#29. The Big Parade (1925)

big-parade-posterI really disliked (probably hated) the first two-thirds of this movie, which seemed like it was meant to be a comedy, except that it wasn’t funny and the leading characters were loathesome and almost every scene felt like it ran fifteen seconds too long. But then the third act happened, and the third act was great, and the movie shifted some major tonal gears so that what had appeared to be a romantic comedy, set against a backdrop of World War I, reveals itself to be an honest meditation on the horrors of war.

I wasn’t in a good mood when I sat down to watch this, though, so I should maybe give those first two-thirds another chance. I had just gotten home from dinner with a friend, her birthday, and she cried from basically the moment we sat down to the moment we left because she got dumped recently. She and her girlfriend were together a long time. Then we got a drink afterward and there at the bar, halfway into the pitcher, her phone buzzed with some well-meaning email from a friend of a friend and she started bawling as she read it. Couldn’t be stopped.

There was a while after the breakup where she did this every day. That was a few months ago. It tapered off eventually, she sobered up, and for a while she was out and about with friends, putting her life back in order. Now it looks like she’s back to square one for some reason. And I know it’s shady to turn the attention onto myself but she’s putting me in this situation that maybe you’ve dealt with too which is that you’ve got this friend who’s going through a really hard time, maybe harder than you can imagine, and so you sympathize for her and want serious for her to feel better…but then you start getting angry. Because she’s so sad. Not that she doesn’t have a right to be this sad, not that it doesn’t make sense. It’d be weird if she wasn’t. But this friend of mine is almost a year out of this breakup and you’d think it happened yesterday. Ahdunno. I was in this weird mood of feeling extremely bad for her, but also feeling kinda pissed that she was still so fucking sad. Then it gets even muddier because I start getting angry at myself for being so impatient with her feelings. (And also what I think I need to admit to myself is that I’m still really upset about her breakup for my own complicated reasons, I won’t get into em here, and it isn’t pleasant for me to hear her talk and weep and pity herself about it every time we hang out.)

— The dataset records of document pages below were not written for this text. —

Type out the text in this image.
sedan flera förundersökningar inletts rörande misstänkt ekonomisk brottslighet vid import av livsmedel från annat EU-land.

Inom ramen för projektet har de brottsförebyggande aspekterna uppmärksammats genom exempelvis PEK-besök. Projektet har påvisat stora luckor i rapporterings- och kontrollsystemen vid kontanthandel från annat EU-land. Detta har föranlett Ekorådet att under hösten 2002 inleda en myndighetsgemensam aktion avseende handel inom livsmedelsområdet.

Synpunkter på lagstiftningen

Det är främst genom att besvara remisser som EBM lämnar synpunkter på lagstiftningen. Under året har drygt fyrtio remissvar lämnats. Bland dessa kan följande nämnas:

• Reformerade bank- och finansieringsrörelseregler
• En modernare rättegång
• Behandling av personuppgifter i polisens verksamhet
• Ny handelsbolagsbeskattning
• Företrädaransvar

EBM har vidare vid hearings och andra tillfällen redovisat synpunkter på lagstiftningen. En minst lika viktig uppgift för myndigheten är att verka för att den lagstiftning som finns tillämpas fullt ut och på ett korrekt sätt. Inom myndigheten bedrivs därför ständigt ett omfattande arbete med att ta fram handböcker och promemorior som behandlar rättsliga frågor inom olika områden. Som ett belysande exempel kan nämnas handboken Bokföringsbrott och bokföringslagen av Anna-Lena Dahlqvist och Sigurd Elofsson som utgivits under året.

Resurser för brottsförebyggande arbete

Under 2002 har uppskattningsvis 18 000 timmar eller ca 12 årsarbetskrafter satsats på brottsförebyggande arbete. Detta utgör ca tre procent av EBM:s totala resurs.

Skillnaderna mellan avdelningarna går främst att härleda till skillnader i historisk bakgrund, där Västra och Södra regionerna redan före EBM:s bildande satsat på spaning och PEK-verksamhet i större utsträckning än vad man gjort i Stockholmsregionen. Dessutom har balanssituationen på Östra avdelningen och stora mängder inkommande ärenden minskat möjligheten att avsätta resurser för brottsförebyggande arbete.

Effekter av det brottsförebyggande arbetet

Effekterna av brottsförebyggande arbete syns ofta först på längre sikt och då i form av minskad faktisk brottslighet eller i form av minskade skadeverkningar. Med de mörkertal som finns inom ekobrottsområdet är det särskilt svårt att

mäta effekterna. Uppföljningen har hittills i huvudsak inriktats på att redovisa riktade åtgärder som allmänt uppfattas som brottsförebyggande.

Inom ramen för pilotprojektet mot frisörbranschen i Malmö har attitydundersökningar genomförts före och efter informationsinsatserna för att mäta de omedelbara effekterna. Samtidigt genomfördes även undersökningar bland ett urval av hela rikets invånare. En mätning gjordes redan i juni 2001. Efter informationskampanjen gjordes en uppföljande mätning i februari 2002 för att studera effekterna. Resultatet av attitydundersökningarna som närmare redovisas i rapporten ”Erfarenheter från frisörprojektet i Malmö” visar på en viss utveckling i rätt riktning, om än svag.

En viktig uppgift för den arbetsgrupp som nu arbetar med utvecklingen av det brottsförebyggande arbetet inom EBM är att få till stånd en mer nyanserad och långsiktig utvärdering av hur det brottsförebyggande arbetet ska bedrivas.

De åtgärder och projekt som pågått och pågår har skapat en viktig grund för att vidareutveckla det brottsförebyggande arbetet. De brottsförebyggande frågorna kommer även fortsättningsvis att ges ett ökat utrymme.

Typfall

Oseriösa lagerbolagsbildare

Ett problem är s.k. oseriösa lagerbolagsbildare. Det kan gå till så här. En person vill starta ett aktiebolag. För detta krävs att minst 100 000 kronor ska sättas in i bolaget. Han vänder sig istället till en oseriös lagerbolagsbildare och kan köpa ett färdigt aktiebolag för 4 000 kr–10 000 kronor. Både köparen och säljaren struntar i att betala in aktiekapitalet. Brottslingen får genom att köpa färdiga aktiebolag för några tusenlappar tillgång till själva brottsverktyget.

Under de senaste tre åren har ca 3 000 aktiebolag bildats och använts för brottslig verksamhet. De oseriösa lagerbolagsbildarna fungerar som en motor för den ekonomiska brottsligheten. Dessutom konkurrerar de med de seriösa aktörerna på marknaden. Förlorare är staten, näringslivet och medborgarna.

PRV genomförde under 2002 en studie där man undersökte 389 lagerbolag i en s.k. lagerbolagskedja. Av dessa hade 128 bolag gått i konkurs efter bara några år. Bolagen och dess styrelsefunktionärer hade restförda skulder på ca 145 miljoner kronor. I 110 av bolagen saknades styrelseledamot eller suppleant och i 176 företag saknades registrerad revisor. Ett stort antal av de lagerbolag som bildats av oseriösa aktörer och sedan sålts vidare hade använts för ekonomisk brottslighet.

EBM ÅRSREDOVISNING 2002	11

But that’s whatever. Off to the side.

I’m developing a weird love affair with these old title cards…

As for the movie: it’s about a rich kid named James Apperton (John Gilbert) who’s arrogant and entitled and dependent on his parents. He enrolls in the army and there he befriends two other guys, Slim (Karl Dane) and Bull (Tom O’Brian), the first being tall and skinny while the other is short and fat. Both are goofy. Both are also rude and entitled and actually all three of them, our hero included, make a sport of harassing the French woman, Melissande (Rene Adoree), with whom our protagonist ultimately falls in love. Eventually war starts happening and my experience of the movie went from near-hated to tolerance and maybe finally affection toward the end.

big-parade-gif-2I do think, in retrospect, that the audience needs to hate these characters at first in order to feel that sudden concern for them at the end. That weird emotional shift where you’re like, “Fuck, I hate these guys…but nobody deserves this.”

But yeah: an interesting movie, in theory. Apparently it was MGM’s biggest success up to that point?